Another reason why industrial agriculture has had it’s day, even without climate change, is that it is far too vulnerable to increases in the price of oil, more so, to shortages in the availability of this fuel.

If three million people starved to death in North Korea in the last few years, it was partly because, as a result of the collapse of the Russian market which absorbed most of its exports, it could no longer afford to import the vast amount of oil on which its highly mechanised, Soviet inspired, agricultural system had become so totally dependent. Its farmers had simply forgotten how to wield a hoe or push a wheelbarrow.

The UK could have been in a similar plight if the transport strike of 2000 had lasted a few more weeks. In an industrial society, oil is required to transport essential food imports, to build and operate tractors, to produce and use fertilisers and pesticides and process, package and transport food to the supermarkets – a more vulnerable situation is difficult to imagine at the best of times – but it is suicidal today.

It is not just temporary oil shortages associated with temporary jumps in the price of oil that we are destined to face but the steady decline in the availability of this commodity.
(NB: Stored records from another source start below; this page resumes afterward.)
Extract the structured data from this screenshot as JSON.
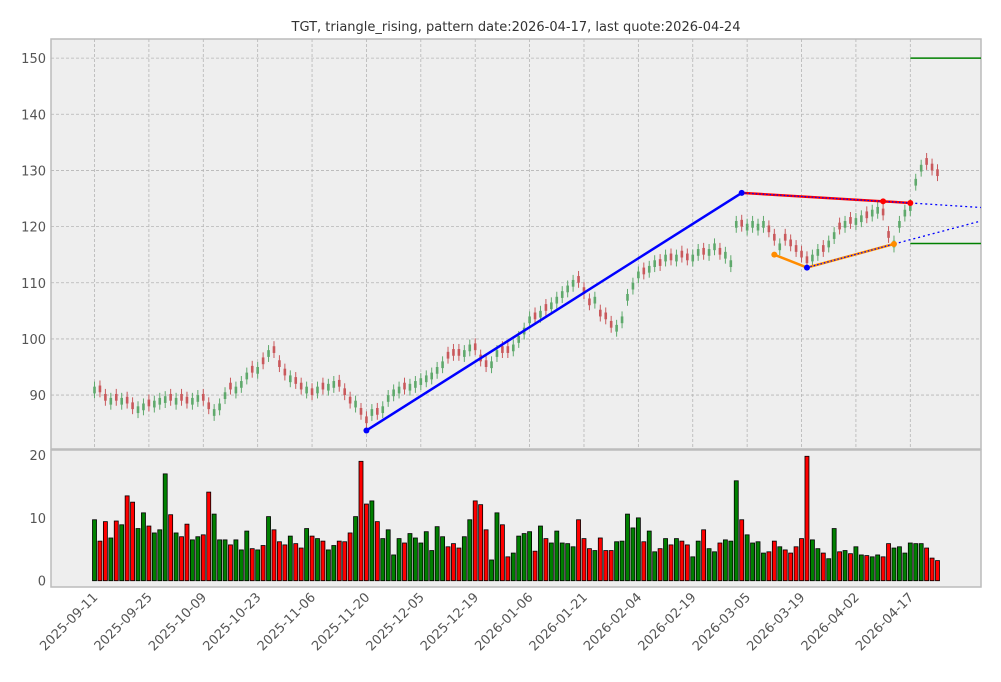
{
  "chart_data": {
    "type": "candlestick",
    "title": "TGT, triangle_rising, pattern date:2026-04-17, last quote:2026-04-24",
    "colors": {
      "up_candle": "#5fa96c",
      "down_candle": "#c9595c",
      "up_volume": "#008000",
      "down_volume": "#ff0000",
      "support_line": "#0000ff",
      "resistance_line": "#ff0000",
      "lower_line": "#ff8c00",
      "target_line": "#008000"
    },
    "grid": true,
    "price_axis": {
      "ylim": [
        80.4,
        153.4
      ],
      "ticks": [
        90,
        100,
        110,
        120,
        130,
        140,
        150
      ]
    },
    "volume_axis": {
      "ylim": [
        -1,
        20.8
      ],
      "ticks": [
        0,
        10,
        20
      ]
    },
    "x_ticks": [
      {
        "index": 0,
        "label": "2025-09-11"
      },
      {
        "index": 10,
        "label": "2025-09-25"
      },
      {
        "index": 20,
        "label": "2025-10-09"
      },
      {
        "index": 30,
        "label": "2025-10-23"
      },
      {
        "index": 40,
        "label": "2025-11-06"
      },
      {
        "index": 50,
        "label": "2025-11-20"
      },
      {
        "index": 60,
        "label": "2025-12-05"
      },
      {
        "index": 70,
        "label": "2025-12-19"
      },
      {
        "index": 80,
        "label": "2026-01-06"
      },
      {
        "index": 90,
        "label": "2026-01-21"
      },
      {
        "index": 100,
        "label": "2026-02-04"
      },
      {
        "index": 110,
        "label": "2026-02-19"
      },
      {
        "index": 120,
        "label": "2026-03-05"
      },
      {
        "index": 130,
        "label": "2026-03-19"
      },
      {
        "index": 140,
        "label": "2026-04-02"
      },
      {
        "index": 150,
        "label": "2026-04-17"
      }
    ],
    "xlim": [
      -8,
      163
    ],
    "direction": "GRRGRGRRGGRGGGRGRRGGRRGGGRGGGRGRGRRRGRRGRGRGGRRRGRRGRGGGGRGGGGGGGRRRGGRRRGGRRGGGGRGRGGGGGRRRGRRRGGGGGRGGRGRGRRGGRGGRGGGRGGGGRRGRRRRRGGRGGRGRGGRGGRRGGGGGGRRR",
    "close": [
      91.5,
      90.5,
      89,
      89.5,
      89,
      89.5,
      88.5,
      87.5,
      88,
      88.5,
      88,
      89,
      89.5,
      89.8,
      89,
      89.5,
      89,
      88.5,
      89.5,
      90,
      89,
      87.5,
      87.5,
      88.5,
      90.5,
      91,
      91.5,
      92.5,
      94,
      94,
      95,
      95.5,
      98,
      97.5,
      95,
      93.5,
      93.5,
      92,
      91,
      91.5,
      90,
      91.5,
      91,
      92,
      92.5,
      91.5,
      90,
      88.5,
      89,
      86.5,
      85,
      87.5,
      86.5,
      88,
      90,
      91,
      91.5,
      91,
      92,
      92.5,
      93,
      93.5,
      94,
      95,
      96,
      96.5,
      97,
      97,
      98,
      99,
      98,
      96,
      95,
      96,
      98,
      97.5,
      97.5,
      99,
      100.5,
      102,
      104,
      103.5,
      105,
      105,
      106.5,
      107.5,
      108.5,
      109.5,
      110.5,
      110,
      108,
      106,
      107.5,
      104,
      103.5,
      102,
      102.5,
      104,
      108,
      110,
      112,
      111.5,
      113,
      114,
      113,
      115,
      114,
      115,
      114.5,
      114,
      115,
      116,
      115,
      116,
      117,
      115,
      115.5,
      114,
      121,
      120,
      120.5,
      121,
      120.5,
      121,
      119,
      117.5,
      117,
      117.5,
      116.5,
      115.5,
      114.5,
      113.5,
      115,
      116,
      115.5,
      117.5,
      119,
      119.5,
      121,
      120.5,
      121.5,
      122,
      121.5,
      123,
      123.5,
      122,
      118,
      117.5,
      121,
      123,
      124,
      128.5,
      131,
      131,
      130,
      129
    ],
    "volume": [
      9.7,
      6.3,
      9.4,
      6.8,
      9.5,
      8.9,
      13.5,
      12.5,
      8.3,
      10.8,
      8.7,
      7.6,
      8.1,
      17.0,
      10.5,
      7.6,
      7.0,
      9.0,
      6.5,
      7.0,
      7.3,
      14.1,
      10.6,
      6.5,
      6.5,
      5.7,
      6.5,
      4.9,
      7.9,
      5.1,
      4.9,
      5.6,
      10.2,
      8.1,
      6.2,
      5.7,
      7.1,
      5.9,
      5.2,
      8.3,
      7.1,
      6.7,
      6.3,
      4.9,
      5.6,
      6.3,
      6.2,
      7.6,
      10.2,
      19.0,
      12.2,
      12.7,
      9.4,
      6.7,
      8.1,
      4.1,
      6.7,
      6.0,
      7.5,
      6.8,
      6.0,
      7.8,
      4.8,
      8.6,
      7.0,
      5.4,
      5.9,
      5.2,
      7.0,
      9.7,
      12.7,
      12.1,
      8.1,
      3.3,
      10.8,
      8.9,
      3.8,
      4.4,
      7.1,
      7.5,
      7.8,
      4.7,
      8.7,
      6.7,
      6.0,
      7.9,
      6.0,
      5.9,
      5.4,
      9.7,
      6.7,
      5.1,
      4.8,
      6.8,
      4.8,
      4.8,
      6.2,
      6.3,
      10.6,
      8.4,
      10.0,
      6.2,
      7.9,
      4.6,
      5.1,
      6.7,
      5.7,
      6.7,
      6.3,
      5.7,
      3.8,
      6.3,
      8.1,
      5.1,
      4.6,
      6.0,
      6.5,
      6.3,
      15.9,
      9.7,
      7.3,
      6.0,
      6.2,
      4.4,
      4.6,
      6.3,
      5.4,
      4.9,
      4.4,
      5.4,
      6.7,
      19.8,
      6.5,
      5.1,
      4.4,
      3.5,
      8.3,
      4.6,
      4.8,
      4.3,
      5.4,
      4.1,
      4.0,
      3.8,
      4.1,
      3.8,
      5.9,
      5.2,
      5.4,
      4.4,
      6.0,
      5.9,
      5.9,
      5.2,
      3.6,
      3.2
    ],
    "pattern_lines": {
      "rise_line": [
        [
          50,
          83.7
        ],
        [
          119,
          126
        ]
      ],
      "upper_line": [
        [
          119,
          126
        ],
        [
          145,
          124.5
        ],
        [
          150,
          124.2
        ]
      ],
      "lower_line": [
        [
          125,
          115
        ],
        [
          131,
          112.7
        ],
        [
          147,
          116.9
        ]
      ],
      "upper_projection": [
        [
          150,
          124.2
        ],
        [
          163,
          123.4
        ]
      ],
      "lower_projection": [
        [
          147,
          116.9
        ],
        [
          163,
          121.0
        ]
      ],
      "targets": [
        150,
        117
      ]
    }
  }
}
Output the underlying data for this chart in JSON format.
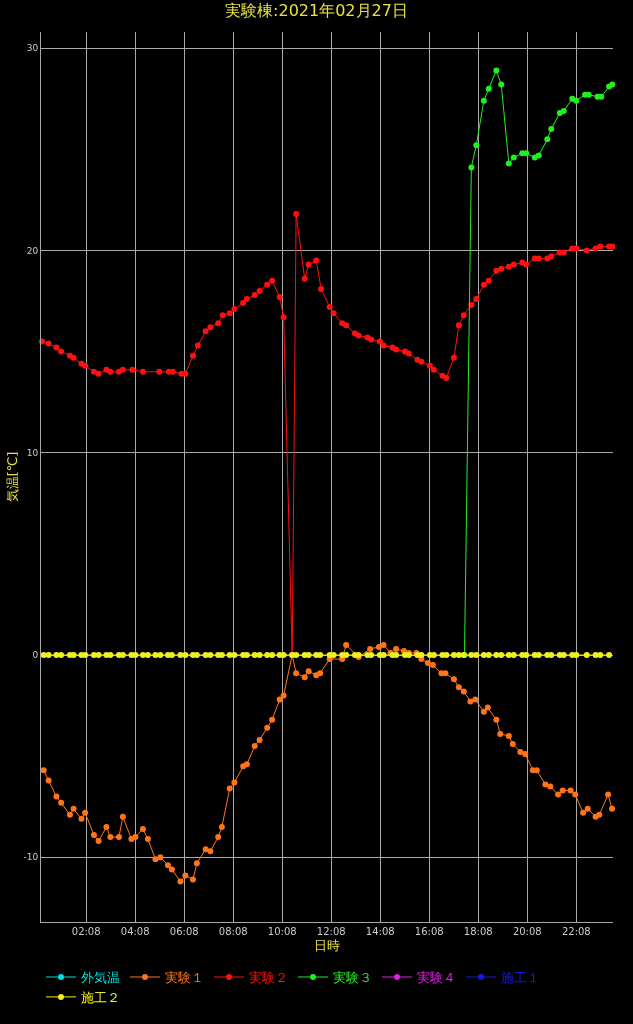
{
  "chart_data": {
    "type": "line",
    "title": "実験棟:2021年02月27日",
    "xlabel": "日時",
    "ylabel": "気温[℃]",
    "xlim": [
      0.29,
      23.63
    ],
    "ylim": [
      -13.2,
      30.8
    ],
    "xticks": [
      {
        "value": 2.133,
        "label": "02:08"
      },
      {
        "value": 4.133,
        "label": "04:08"
      },
      {
        "value": 6.133,
        "label": "06:08"
      },
      {
        "value": 8.133,
        "label": "08:08"
      },
      {
        "value": 10.133,
        "label": "10:08"
      },
      {
        "value": 12.133,
        "label": "12:08"
      },
      {
        "value": 14.133,
        "label": "14:08"
      },
      {
        "value": 16.133,
        "label": "16:08"
      },
      {
        "value": 18.133,
        "label": "18:08"
      },
      {
        "value": 20.133,
        "label": "20:08"
      },
      {
        "value": 22.133,
        "label": "22:08"
      }
    ],
    "yticks": [
      -10,
      0,
      10,
      20,
      30
    ],
    "grid": true,
    "legend": "bottom",
    "marker": "circle",
    "line_style": "solid",
    "series": [
      {
        "name": "外気温",
        "color": "#00e0e0"
      },
      {
        "name": "実験１",
        "color": "#ff7418",
        "x": [
          0.4,
          0.6,
          0.92,
          1.11,
          1.47,
          1.62,
          1.94,
          2.09,
          2.45,
          2.64,
          2.96,
          3.12,
          3.47,
          3.63,
          3.98,
          4.14,
          4.45,
          4.65,
          4.96,
          5.16,
          5.47,
          5.63,
          5.98,
          6.18,
          6.49,
          6.65,
          7.01,
          7.2,
          7.52,
          7.67,
          7.99,
          8.18,
          8.54,
          8.69,
          9.01,
          9.21,
          9.52,
          9.72,
          10.03,
          10.19,
          10.54,
          10.7,
          11.05,
          11.21,
          11.52,
          11.68,
          12.07,
          12.58,
          12.74,
          13.25,
          13.72,
          14.08,
          14.27,
          14.55,
          14.78,
          15.1,
          15.3,
          15.61,
          15.81,
          16.08,
          16.28,
          16.63,
          16.79,
          17.14,
          17.34,
          17.54,
          17.81,
          18.01,
          18.36,
          18.52,
          18.87,
          19.03,
          19.38,
          19.54,
          19.85,
          20.05,
          20.36,
          20.52,
          20.87,
          21.07,
          21.39,
          21.58,
          21.9,
          22.09,
          22.41,
          22.6,
          22.92,
          23.07,
          23.43,
          23.59
        ],
        "values": [
          -5.7,
          -6.2,
          -7.0,
          -7.3,
          -7.9,
          -7.6,
          -8.1,
          -7.8,
          -8.9,
          -9.2,
          -8.5,
          -9.0,
          -9.0,
          -8.0,
          -9.1,
          -9.0,
          -8.6,
          -9.1,
          -10.1,
          -10.0,
          -10.4,
          -10.6,
          -11.2,
          -10.9,
          -11.1,
          -10.3,
          -9.6,
          -9.7,
          -9.0,
          -8.5,
          -6.6,
          -6.3,
          -5.5,
          -5.4,
          -4.5,
          -4.2,
          -3.6,
          -3.2,
          -2.2,
          -2.0,
          0.0,
          -0.9,
          -1.1,
          -0.8,
          -1.0,
          -0.9,
          -0.2,
          -0.2,
          0.5,
          -0.1,
          0.3,
          0.4,
          0.5,
          0.1,
          0.3,
          0.2,
          0.1,
          0.1,
          -0.2,
          -0.4,
          -0.5,
          -0.9,
          -0.9,
          -1.2,
          -1.6,
          -1.8,
          -2.3,
          -2.2,
          -2.8,
          -2.6,
          -3.2,
          -3.9,
          -4.0,
          -4.4,
          -4.8,
          -4.9,
          -5.7,
          -5.7,
          -6.4,
          -6.5,
          -6.9,
          -6.7,
          -6.7,
          -6.9,
          -7.8,
          -7.6,
          -8.0,
          -7.9,
          -6.9,
          -7.6
        ]
      },
      {
        "name": "実験２",
        "color": "#ff1010",
        "x": [
          0.33,
          0.6,
          0.92,
          1.11,
          1.47,
          1.62,
          1.94,
          2.09,
          2.45,
          2.64,
          2.96,
          3.12,
          3.47,
          3.63,
          4.02,
          4.45,
          5.12,
          5.51,
          5.67,
          6.02,
          6.18,
          6.49,
          6.69,
          7.01,
          7.2,
          7.52,
          7.71,
          7.99,
          8.18,
          8.54,
          8.69,
          9.01,
          9.21,
          9.52,
          9.72,
          10.03,
          10.19,
          10.54,
          10.7,
          11.05,
          11.21,
          11.52,
          11.72,
          12.07,
          12.23,
          12.58,
          12.74,
          13.1,
          13.25,
          13.61,
          13.76,
          14.12,
          14.27,
          14.63,
          14.78,
          15.14,
          15.3,
          15.65,
          15.81,
          16.16,
          16.32,
          16.67,
          16.83,
          17.14,
          17.34,
          17.54,
          17.85,
          18.05,
          18.36,
          18.56,
          18.87,
          19.07,
          19.38,
          19.58,
          19.93,
          20.09,
          20.44,
          20.6,
          20.95,
          21.11,
          21.46,
          21.62,
          21.97,
          22.13,
          22.56,
          22.92,
          23.11,
          23.47,
          23.6
        ],
        "values": [
          15.5,
          15.4,
          15.2,
          15.0,
          14.8,
          14.7,
          14.4,
          14.3,
          14.0,
          13.9,
          14.1,
          14.0,
          14.0,
          14.1,
          14.1,
          14.0,
          14.0,
          14.0,
          14.0,
          13.9,
          13.9,
          14.8,
          15.3,
          16.0,
          16.2,
          16.4,
          16.8,
          16.9,
          17.1,
          17.4,
          17.6,
          17.8,
          18.0,
          18.3,
          18.5,
          17.7,
          16.7,
          0.0,
          21.8,
          18.6,
          19.3,
          19.5,
          18.1,
          17.2,
          16.9,
          16.4,
          16.3,
          15.9,
          15.8,
          15.7,
          15.6,
          15.5,
          15.3,
          15.2,
          15.1,
          15.0,
          14.9,
          14.6,
          14.5,
          14.3,
          14.1,
          13.8,
          13.7,
          14.7,
          16.3,
          16.8,
          17.3,
          17.6,
          18.3,
          18.5,
          19.0,
          19.1,
          19.2,
          19.3,
          19.4,
          19.3,
          19.6,
          19.6,
          19.6,
          19.7,
          19.9,
          19.9,
          20.1,
          20.1,
          20.0,
          20.1,
          20.2,
          20.2,
          20.2
        ]
      },
      {
        "name": "実験３",
        "color": "#20f020",
        "x": [
          17.57,
          17.85,
          18.05,
          18.36,
          18.56,
          18.87,
          19.07,
          19.38,
          19.58,
          19.93,
          20.09,
          20.44,
          20.6,
          20.95,
          21.11,
          21.46,
          21.62,
          21.97,
          22.13,
          22.49,
          22.64,
          23.0,
          23.15,
          23.47,
          23.6
        ],
        "values": [
          0.0,
          24.1,
          25.2,
          27.4,
          28.0,
          28.9,
          28.2,
          24.3,
          24.6,
          24.8,
          24.8,
          24.6,
          24.7,
          25.5,
          26.0,
          26.8,
          26.9,
          27.5,
          27.4,
          27.7,
          27.7,
          27.6,
          27.6,
          28.1,
          28.2
        ]
      },
      {
        "name": "実験４",
        "color": "#e020e0"
      },
      {
        "name": "施工１",
        "color": "#1818d8"
      },
      {
        "name": "施工２",
        "color": "#f0f020",
        "x": [
          0.4,
          0.6,
          0.92,
          1.11,
          1.47,
          1.62,
          1.94,
          2.09,
          2.45,
          2.64,
          2.96,
          3.12,
          3.47,
          3.63,
          3.98,
          4.14,
          4.45,
          4.65,
          4.96,
          5.16,
          5.47,
          5.63,
          5.98,
          6.18,
          6.49,
          6.65,
          7.01,
          7.2,
          7.52,
          7.67,
          7.99,
          8.18,
          8.54,
          8.69,
          9.01,
          9.21,
          9.52,
          9.72,
          10.03,
          10.19,
          10.54,
          10.7,
          11.05,
          11.21,
          11.52,
          11.68,
          12.07,
          12.23,
          12.58,
          12.74,
          13.1,
          13.25,
          13.61,
          13.76,
          14.12,
          14.27,
          14.63,
          14.78,
          15.14,
          15.3,
          15.65,
          15.81,
          16.16,
          16.32,
          16.67,
          16.83,
          17.14,
          17.34,
          17.54,
          17.85,
          18.05,
          18.36,
          18.56,
          18.87,
          19.07,
          19.38,
          19.58,
          19.93,
          20.09,
          20.44,
          20.6,
          20.95,
          21.11,
          21.46,
          21.62,
          21.97,
          22.13,
          22.56,
          22.92,
          23.11,
          23.47
        ],
        "values": [
          0,
          0,
          0,
          0,
          0,
          0,
          0,
          0,
          0,
          0,
          0,
          0,
          0,
          0,
          0,
          0,
          0,
          0,
          0,
          0,
          0,
          0,
          0,
          0,
          0,
          0,
          0,
          0,
          0,
          0,
          0,
          0,
          0,
          0,
          0,
          0,
          0,
          0,
          0,
          0,
          0,
          0,
          0,
          0,
          0,
          0,
          0,
          0,
          0,
          0,
          0,
          0,
          0,
          0,
          0,
          0,
          0,
          0,
          0,
          0,
          0,
          0,
          0,
          0,
          0,
          0,
          0,
          0,
          0,
          0,
          0,
          0,
          0,
          0,
          0,
          0,
          0,
          0,
          0,
          0,
          0,
          0,
          0,
          0,
          0,
          0,
          0,
          0,
          0,
          0,
          0
        ]
      }
    ]
  }
}
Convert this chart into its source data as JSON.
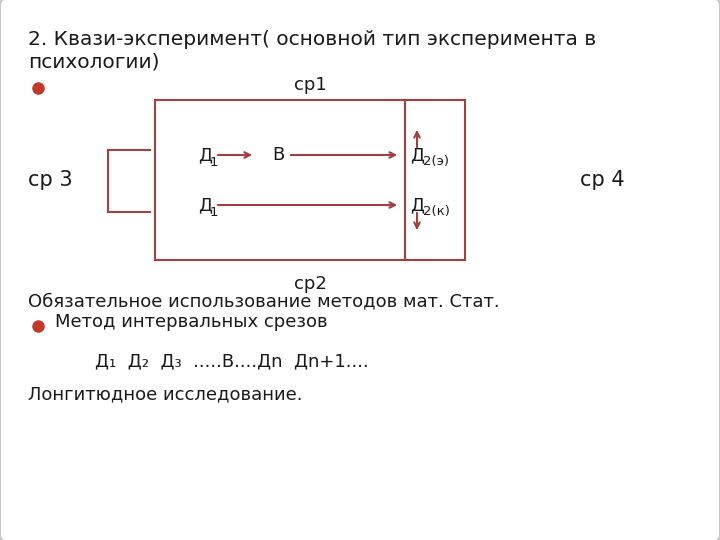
{
  "title_line1": "2. Квази-эксперимент( основной тип эксперимента в",
  "title_line2": "психологии)",
  "bg_color": "#ffffff",
  "border_color": "#c8c8c8",
  "box_color": "#a04040",
  "text_color": "#1a1a1a",
  "bullet_color": "#c0392b",
  "title_fontsize": 14.5,
  "font_size_main": 13,
  "font_size_sub": 9.5,
  "sr1_text": "ср1",
  "sr2_text": "ср2",
  "sr3_text": "ср 3",
  "sr4_text": "ср 4",
  "line1_text": "Обязательное использование методов мат. Стат.",
  "line2_text": "Метод интервальных срезов",
  "line3_text": "Д₁  Д₂  Д₃  .....В....Дn  Дn+1....",
  "line4_text": "Лонгитюдное исследование."
}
As this occurs oil is due to become increasingly expensive until it will be affordable only a minority of corporations – US ones, in all probability, as the US oil industry is positioning itself to take over and use for its own purposes the fast declining supplies.

The truth is that worldwide oil production will peak within the next four to ten years. Oil discoveries have been very disappointing and much of the oil we are using today was discovered some forty years or so ago. The Caspian Sea area which many people in the oil business expected to contain as much as 200 billion barrels of oil, according to Colin Campbell, [17] one of the world’s leading authorities on the oil industry, is more likely to contain some 25 billion barrels and no more than 40 or 50 billion. This is not all that significant in a world that uses 78 billion barrels a year, and whose consumption goes on increasing at an alarming rate.

Though the US has tried desperately to reduce its dependence on the Middle East that it has succeeded in doing to a certain extent, alternative sources of oil are drying up more quickly than expected. Iran for instance is unlikely to produce more oil than it requires for its own use in more than 10 – 15 years – indeed in the next 20 years the US will have become more dependent on the Middle East than it is today as oil production of countries like Angola, Nigeria, Venezuela, and Mexico also begin to fall.

This explains of course, why the US oil industry which is now in effect, the government of the USA, is so fanatically determined to conquer Iraq which has 11 percent of world known reserves of which only a fraction are exploited, and whose oil is the cheapest in the world. The economic consequences of the coming world oil crisis cannot be over-estimated.